研究課題
世界的な過体重・肥満人口の急速な増加に伴い、肥満症や肥満関連疾患への対策は日本を含む世界の喫緊の課題である。肥満症の主要な成因として、食事における脂肪エネルギー比率の上昇が示唆されているが、過剰な脂肪摂取によって肥満が誘導される基礎的なメカニズムはいまだすべては明らかになっていない。Gastric inhibitory polypeptide (GIP)は、腸管内分泌K細胞から分泌されるペプチドホルモンであり、催肥満作用がこれまでに示されている。しかし、腸上皮細胞の中でK細胞は極めて希少であるがゆえにGIP合成・分泌に関する研究は困難とされていた。本研究課題では、GIP-GFPを用いて高脂肪食を短期に与えて肥満準備状態におけるK細胞のGIP分泌亢進機構の解明を目的とした。

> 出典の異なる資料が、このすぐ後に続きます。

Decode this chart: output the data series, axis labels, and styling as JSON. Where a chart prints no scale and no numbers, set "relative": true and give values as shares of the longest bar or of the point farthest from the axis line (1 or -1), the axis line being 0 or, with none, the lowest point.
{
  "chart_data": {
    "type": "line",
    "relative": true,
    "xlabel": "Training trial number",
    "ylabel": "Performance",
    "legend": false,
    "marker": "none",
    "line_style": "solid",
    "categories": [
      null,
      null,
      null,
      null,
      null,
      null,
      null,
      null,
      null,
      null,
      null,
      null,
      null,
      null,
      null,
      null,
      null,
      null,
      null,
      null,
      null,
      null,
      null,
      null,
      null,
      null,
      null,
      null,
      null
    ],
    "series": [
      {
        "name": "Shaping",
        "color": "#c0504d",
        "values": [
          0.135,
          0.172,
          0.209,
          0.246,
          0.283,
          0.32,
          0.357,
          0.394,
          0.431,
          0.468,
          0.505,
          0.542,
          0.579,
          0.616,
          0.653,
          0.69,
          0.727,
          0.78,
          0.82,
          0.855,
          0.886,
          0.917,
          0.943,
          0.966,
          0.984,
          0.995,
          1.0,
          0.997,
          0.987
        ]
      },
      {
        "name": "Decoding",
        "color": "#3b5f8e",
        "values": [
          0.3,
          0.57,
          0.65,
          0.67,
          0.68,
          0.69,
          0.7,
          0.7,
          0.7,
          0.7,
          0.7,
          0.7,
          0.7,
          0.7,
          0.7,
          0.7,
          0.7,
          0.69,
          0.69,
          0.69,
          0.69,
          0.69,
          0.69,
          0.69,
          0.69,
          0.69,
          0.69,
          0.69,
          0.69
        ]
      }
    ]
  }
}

平成27年度及び28年度に得られた結果より、7週令のGIP-GFPヘテロマウスを用いて短期間高脂肪食負荷を行い、肥満を来していない状態でも脂肪に対するGIP過剰分泌が確認された。その肥満準備状態におけるK細胞遺伝子発現プロファイルを解析したところ、高脂肪食群K細胞に有意な変化を認める因子として65の候補遺伝子を同定した。そのうち、膵臓の分化や発生に関与が示されているRegenerating gene (Reg) familyのひとつであるReg3に着目し解析を行った。同じファミリーのReg4は既報では腸管ホルモンであるGLP-1、secretin、PYY、やghrelinを含有する腸管内分泌細胞に発現が確認されており、Reg3がK細胞において発現し短期間高脂肪負荷時に発現変化している可能性を考えてRT-PCRにてK細胞内発現変化を評価した。結果は通常食および高脂肪食負荷後K細胞でReg3の発現を認めるものの変化を認めずアレイの結果とは異なる結果となった。残りの候補因子も含めて更なる検討が必要である。
29年度が最終年度であるため、記入しない。